Several participants suggested that the following markers could be investigated as a potential surrogate for infectious disease risk: erythrocyte sedimentation rate (ESR), the PCR Enhanced Reverse Transcriptase (PERT) assay on serum, which would detect reverse transcriptase enzymatic activity characteristic of retroviruses, liver function tests, perhaps C-reactive protein, and the culture of patient materials with indicator cells (pre- and post-xenotransplantation). Some questioned whether the development of chronic fatigue or insomnia would be a useful clinical surrogate marker; others suggested that we need to develop a compendium of markers potentially related to post-xenograft complications and to establish the correlation of these to confirmed xenozoonoses. Almost no participants felt that an early cancer blood test, testing for RNAse L activity in the urine, or examination of immunosuppression of PBMC (in non-immunosuppressed recipients) would be of value as surrogate markers for xenozoonosis at this time.

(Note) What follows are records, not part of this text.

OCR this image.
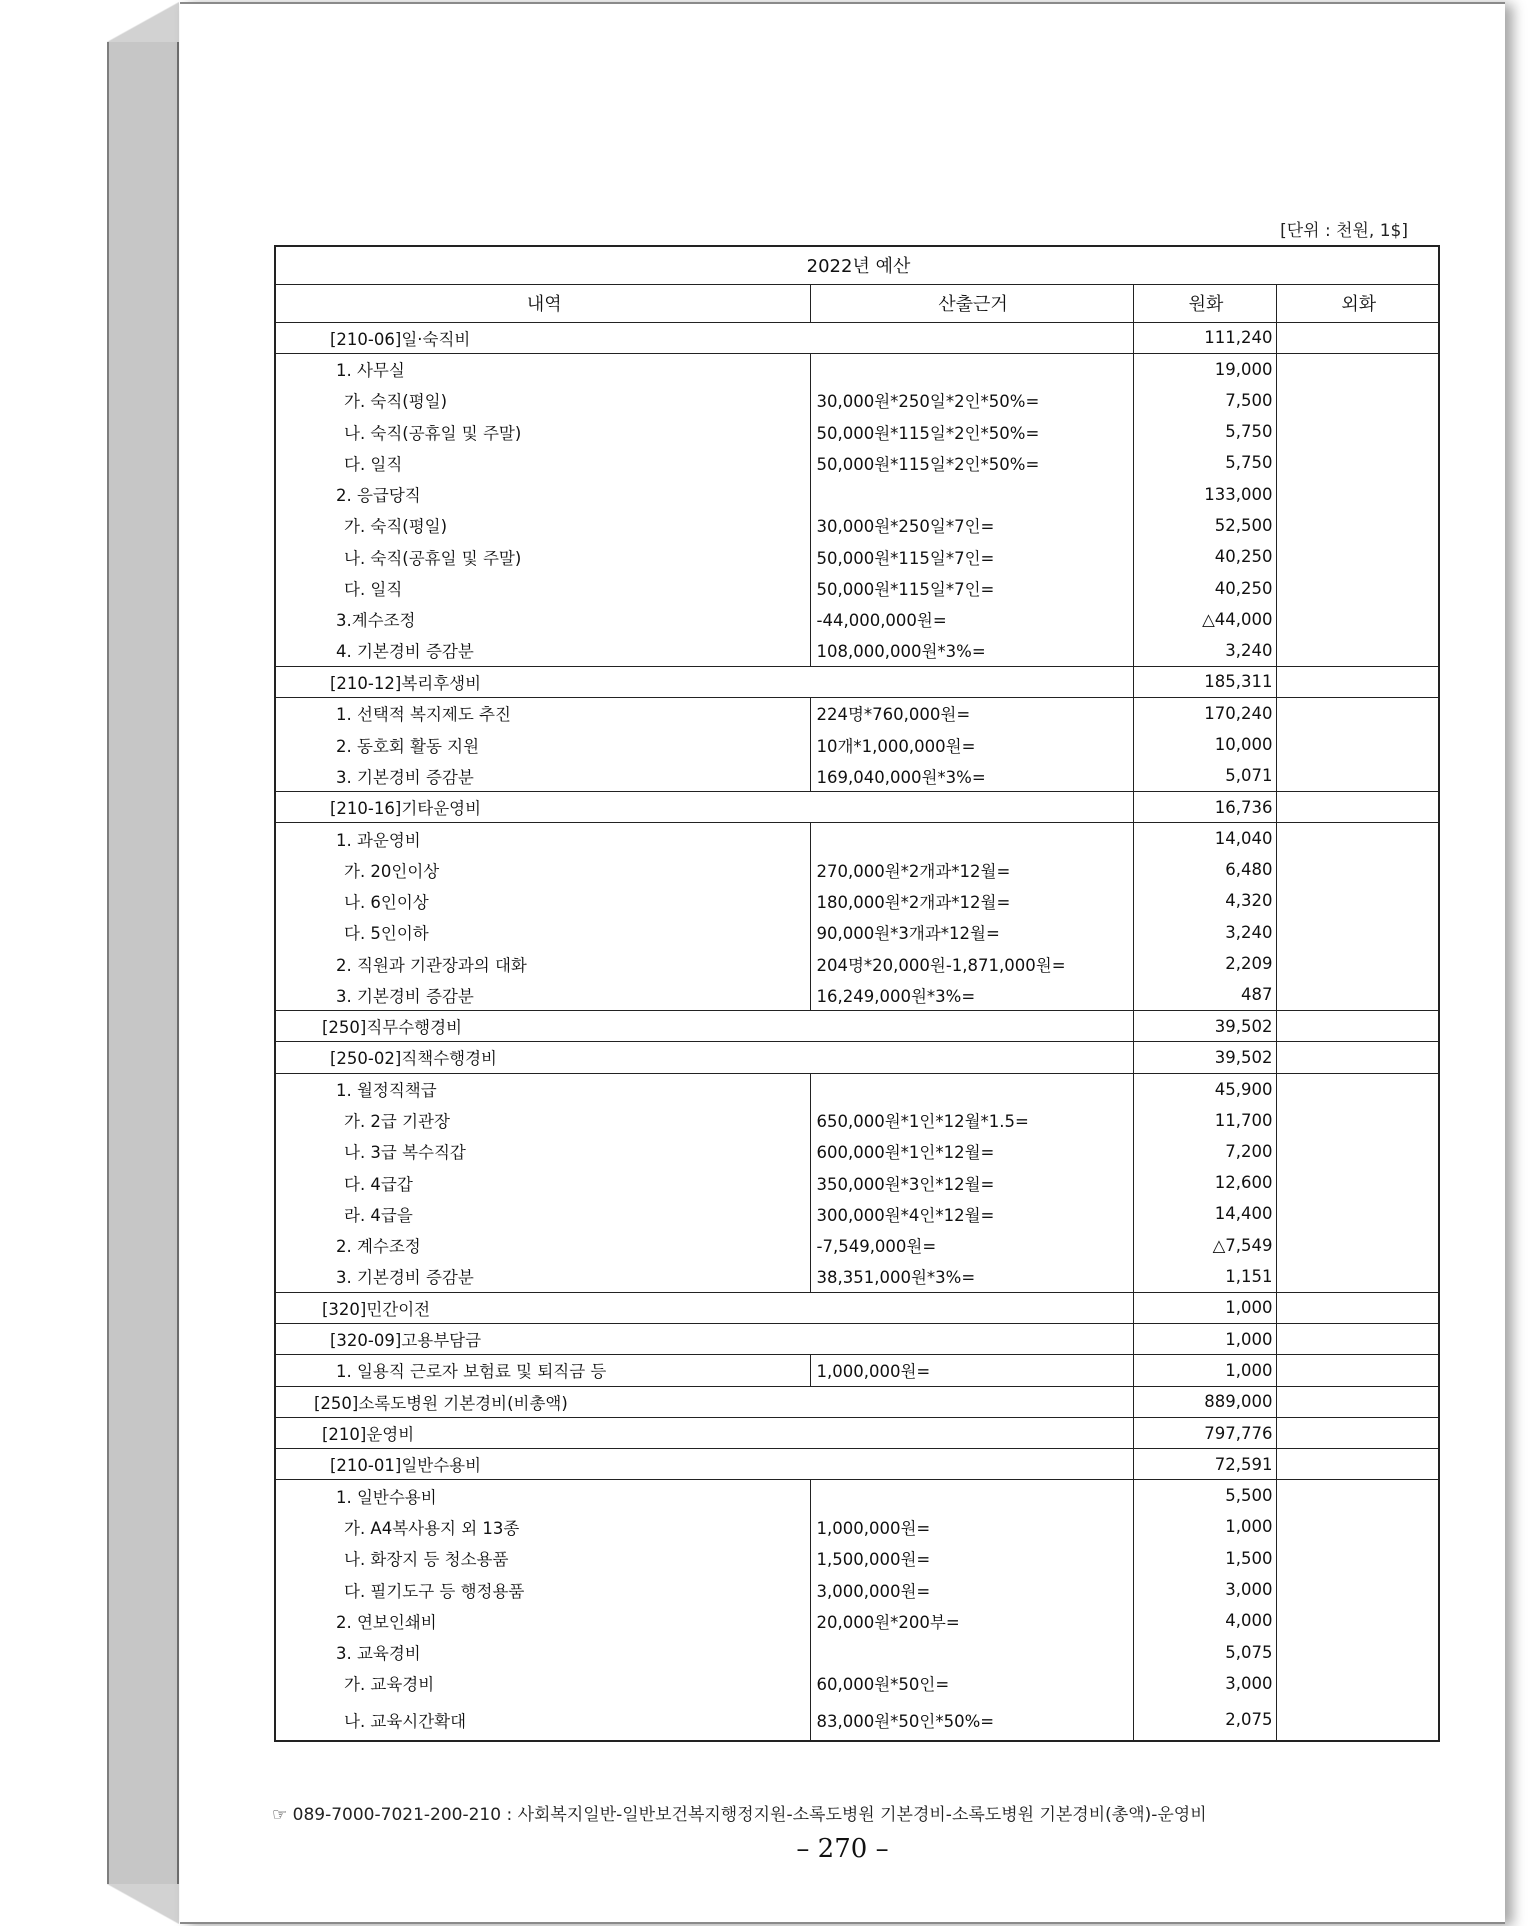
[단위 : 천원, 1$]
2022년 예산			
내역	산출근거	원화	외화
[210-06]일·숙직비		111,240	
1. 사무실		19,000	
가. 숙직(평일)	30,000원*250일*2인*50%=	7,500	
나. 숙직(공휴일 및 주말)	50,000원*115일*2인*50%=	5,750	
다. 일직	50,000원*115일*2인*50%=	5,750	
2. 응급당직		133,000	
가. 숙직(평일)	30,000원*250일*7인=	52,500	
나. 숙직(공휴일 및 주말)	50,000원*115일*7인=	40,250	
다. 일직	50,000원*115일*7인=	40,250	
3.계수조정	-44,000,000원=	△44,000	
4. 기본경비 증감분	108,000,000원*3%=	3,240	
[210-12]복리후생비		185,311	
1. 선택적 복지제도 추진	224명*760,000원=	170,240	
2. 동호회 활동 지원	10개*1,000,000원=	10,000	
3. 기본경비 증감분	169,040,000원*3%=	5,071	
[210-16]기타운영비		16,736	
1. 과운영비		14,040	
가. 20인이상	270,000원*2개과*12월=	6,480	
나. 6인이상	180,000원*2개과*12월=	4,320	
다. 5인이하	90,000원*3개과*12월=	3,240	
2. 직원과 기관장과의 대화	204명*20,000원-1,871,000원=	2,209	
3. 기본경비 증감분	16,249,000원*3%=	487	
[250]직무수행경비		39,502	
[250-02]직책수행경비		39,502	
1. 월정직책급		45,900	
가. 2급 기관장	650,000원*1인*12월*1.5=	11,700	
나. 3급 복수직갑	600,000원*1인*12월=	7,200	
다. 4급갑	350,000원*3인*12월=	12,600	
라. 4급을	300,000원*4인*12월=	14,400	
2. 계수조정	-7,549,000원=	△7,549	
3. 기본경비 증감분	38,351,000원*3%=	1,151	
[320]민간이전		1,000	
[320-09]고용부담금		1,000	
1. 일용직 근로자 보험료 및 퇴직금 등	1,000,000원=	1,000	
[250]소록도병원 기본경비(비총액)		889,000	
[210]운영비		797,776	
[210-01]일반수용비		72,591	
1. 일반수용비		5,500	
가. A4복사용지 외 13종	1,000,000원=	1,000	
나. 화장지 등 청소용품	1,500,000원=	1,500	
다. 필기도구 등 행정용품	3,000,000원=	3,000	
2. 연보인쇄비	20,000원*200부=	4,000	
3. 교육경비		5,075	
가. 교육경비	60,000원*50인=	3,000	
나. 교육시간확대	83,000원*50인*50%=	2,075	
☞ 089-7000-7021-200-210 : 사회복지일반-일반보건복지행정지원-소록도병원 기본경비-소록도병원 기본경비(총액)-운영비
– 270 –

Testing for Unknown Pig Infectious Agents

Some participants liked the notion of using representational difference analysis (RDA) or modified fluorescence in situ hybridization (FISH) methods to detect previously uncharacterized pig infectious agents in xenograft recipients, but others cautioned against the use of non-validated methods. Moreover, such methods are difficult to use, may be problematic, and are therefore unlikely to be suitable for routine monitoring. It may not be useful to be too specific on what tests should be employed. Some participants suggested working backwards, so that when an infectious agent is strongly suspected, then these "research methods" to identify and characterize the unknown entity can be used.

Xenozoonoses Outbreak Responses

Virtually all respondents indicated the need for SOPs at the national level for testing, sample collection, quarantine, and notification in conjunction with the federal, provincial and territorial health ministries, although the question came up as to who has the authority to invoke such measures. As well, participants recognized the need for SOPs on how to manage archived samples. Alternatively, an archive steering committee could be consulted about the use of archived materials. SOPs should also provide information on how to deal with the animal sources, including recall, lookback, and traceback procedures in the event of an outbreak. This requirement is dealt with in the Proposed Canadian Standard for Xenotransplantation.

There is a need to develop SOPs at HC for clinical holds, moratoria, inspections, and international notification in the event of an outbreak; both sets of SOPs (national and local) should be in place before clinical trials are started in Canada.

Finally, most respondents agreed that both local and national laboratories should have the facilities and resources in preparation for xenozoonotic outbreaks, including the setting up of reference assays. However, this testing may be conducted through contracts with accredited laboratories. One person suggested that, in addition, the sponsor should have SOPs for responding to a potential xenozoonotic outbreak, assuming that some clinical trials may be multicentered. Generic emergency response plans could be tailored to incorporate particulars relating to xenotransplantation infectious disease risks, although until these agents are identified and further characterized it will be difficult to provide a xenotransplantation pathogen-specific emergency response plan.

The Proposed Canadian Standard does not deal with xenozoonoses outbreaks per se, but details in generic terms what to do if an adverse reaction/suspected infection occurs(8). Again, it recommends the creation of SOPs in advance on issues such as quarantine, destruction, investigation, recall, and notification, but does not provide details on how and what to investigate.